The Russian ambassador spoke amid plans by Milorad Dodik, the leader of Republika Srpska, the Bosnian Serb entity, to pull out of federal structures and create its own army and intelligence service.
And for its part, Germany has called for EU sanctions to try to stop him doing so.
“The situation in Bosnia and Herzegovina is worrying, efforts to secede are unacceptable. For me, this means that the existing [EU] sanctions regime should now also be used against Mr Dodik,” German foreign minister Annalena Baerbock said.
The EU fears the break up of Bosnia could lead to fresh instability, some 20 years after the Western Balkans wars ended.

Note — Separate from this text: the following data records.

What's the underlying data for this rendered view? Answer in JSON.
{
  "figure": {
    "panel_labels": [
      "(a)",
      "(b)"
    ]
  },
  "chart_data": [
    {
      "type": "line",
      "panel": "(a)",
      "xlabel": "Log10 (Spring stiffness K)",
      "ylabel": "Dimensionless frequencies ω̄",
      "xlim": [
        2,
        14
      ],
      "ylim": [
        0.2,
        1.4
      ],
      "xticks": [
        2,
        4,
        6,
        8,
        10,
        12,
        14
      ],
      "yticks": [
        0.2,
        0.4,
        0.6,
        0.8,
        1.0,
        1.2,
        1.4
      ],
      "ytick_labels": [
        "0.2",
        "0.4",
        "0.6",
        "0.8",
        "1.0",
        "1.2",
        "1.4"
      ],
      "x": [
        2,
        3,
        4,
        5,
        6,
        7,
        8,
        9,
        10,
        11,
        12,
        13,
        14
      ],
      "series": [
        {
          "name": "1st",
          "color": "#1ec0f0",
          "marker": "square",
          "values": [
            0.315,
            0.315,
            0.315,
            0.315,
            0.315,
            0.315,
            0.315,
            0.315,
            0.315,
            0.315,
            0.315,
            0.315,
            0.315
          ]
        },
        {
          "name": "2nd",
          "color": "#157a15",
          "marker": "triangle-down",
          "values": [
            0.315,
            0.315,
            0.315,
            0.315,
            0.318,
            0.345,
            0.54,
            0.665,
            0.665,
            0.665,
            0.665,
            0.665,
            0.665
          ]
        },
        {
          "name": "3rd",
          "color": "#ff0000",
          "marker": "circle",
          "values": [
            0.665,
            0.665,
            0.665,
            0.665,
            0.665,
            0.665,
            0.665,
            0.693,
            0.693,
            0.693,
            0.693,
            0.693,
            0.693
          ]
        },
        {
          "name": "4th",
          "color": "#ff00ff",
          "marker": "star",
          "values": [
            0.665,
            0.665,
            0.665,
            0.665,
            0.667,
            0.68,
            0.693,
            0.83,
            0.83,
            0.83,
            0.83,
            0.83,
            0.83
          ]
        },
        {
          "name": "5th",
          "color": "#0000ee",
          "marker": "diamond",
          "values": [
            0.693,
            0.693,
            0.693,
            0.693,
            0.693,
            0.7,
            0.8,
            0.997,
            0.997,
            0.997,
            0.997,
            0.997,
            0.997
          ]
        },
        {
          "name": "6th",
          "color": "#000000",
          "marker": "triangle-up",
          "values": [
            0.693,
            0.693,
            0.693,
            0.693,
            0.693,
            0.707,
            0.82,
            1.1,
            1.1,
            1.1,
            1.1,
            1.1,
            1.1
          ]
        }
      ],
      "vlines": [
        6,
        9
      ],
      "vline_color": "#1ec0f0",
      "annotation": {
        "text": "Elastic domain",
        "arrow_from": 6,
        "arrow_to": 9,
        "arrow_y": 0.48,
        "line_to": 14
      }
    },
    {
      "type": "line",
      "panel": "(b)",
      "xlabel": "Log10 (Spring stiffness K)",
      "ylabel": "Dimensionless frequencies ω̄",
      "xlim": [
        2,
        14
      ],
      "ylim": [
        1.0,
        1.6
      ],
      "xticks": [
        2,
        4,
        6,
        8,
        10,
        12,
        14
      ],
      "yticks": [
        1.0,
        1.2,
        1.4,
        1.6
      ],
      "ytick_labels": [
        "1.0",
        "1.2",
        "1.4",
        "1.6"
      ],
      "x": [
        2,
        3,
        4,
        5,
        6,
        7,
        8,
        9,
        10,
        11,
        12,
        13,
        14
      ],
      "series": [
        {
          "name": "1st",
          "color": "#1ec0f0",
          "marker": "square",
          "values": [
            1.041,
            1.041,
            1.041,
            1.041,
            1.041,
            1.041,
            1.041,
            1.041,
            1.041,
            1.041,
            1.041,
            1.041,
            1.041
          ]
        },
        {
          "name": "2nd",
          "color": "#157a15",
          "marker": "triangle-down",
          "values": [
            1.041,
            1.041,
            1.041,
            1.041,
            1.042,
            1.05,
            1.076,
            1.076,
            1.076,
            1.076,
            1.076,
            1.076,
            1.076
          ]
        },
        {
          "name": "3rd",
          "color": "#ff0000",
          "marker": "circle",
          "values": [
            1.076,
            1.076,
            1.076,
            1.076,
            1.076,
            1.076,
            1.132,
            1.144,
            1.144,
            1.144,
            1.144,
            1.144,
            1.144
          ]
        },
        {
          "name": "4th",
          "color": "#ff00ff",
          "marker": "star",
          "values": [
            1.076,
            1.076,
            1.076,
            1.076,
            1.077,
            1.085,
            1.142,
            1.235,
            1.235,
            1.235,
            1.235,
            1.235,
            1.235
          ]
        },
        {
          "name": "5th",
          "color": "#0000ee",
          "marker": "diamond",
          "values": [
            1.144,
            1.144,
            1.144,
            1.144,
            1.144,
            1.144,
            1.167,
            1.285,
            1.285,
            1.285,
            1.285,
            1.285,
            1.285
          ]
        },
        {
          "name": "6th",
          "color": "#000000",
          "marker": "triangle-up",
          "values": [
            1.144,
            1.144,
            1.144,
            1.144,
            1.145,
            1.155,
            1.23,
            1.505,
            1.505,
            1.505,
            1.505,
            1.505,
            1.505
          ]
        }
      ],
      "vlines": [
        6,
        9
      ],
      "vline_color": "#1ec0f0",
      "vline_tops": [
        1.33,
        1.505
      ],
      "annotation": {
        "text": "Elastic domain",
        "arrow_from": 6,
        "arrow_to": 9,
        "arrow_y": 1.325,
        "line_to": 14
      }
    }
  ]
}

And when asked if Russia backed Dodik’s Serb-army plan, Chizhov said: “I would outline our position as stressing the need to avoid radical steps, and that applies to everybody”.
But the Russian ambassador also downplayed the importance of Dodik’s actions.
And he framed them in the context of Russia’s opposition to Bosnia’s possible future Nato membership.
“Well, I am concerned [about fresh instability] but not with what Milorad Dodik is doing,” Chizhov said.
“Russia is equally concerned with what is happening in Kosovo and around it. In Bosnia, at least they are not fighting, whereas in Kosovo the situation is really precarious,” he added, following a recent flare up in violence around Kosovo’s ethnic Serb enclave.
“There have been attempts to change the nature of the Dayton balance, moving toward a more unified structure of state power, which would open the way for Bosnia to join Nato,” Chizhov said.
“But for the time being, it so happens that the Serb entity, Republika Srpska, is against [Nato],” he said.
Nato and Bosnia have been in talks on membership since 2008, but little has happened on that front in recent times and its accession is a dim prospect for now.
Russia has been calling for the abolition of the Bosnian high representative for at least two years.
It also tried and failed to stop North Macedonia and Montenegro joining Nato, including by fomenting nationalist protests in Skopje and via an attempted coup in Podgorica.
And its recent hostility to Schmidt comes amid redoubled efforts to restore its Soviet Union-era sphere of influence in eastern Europe, including demands for Nato to take back promises on, one day, letting Georgia and Ukraine join.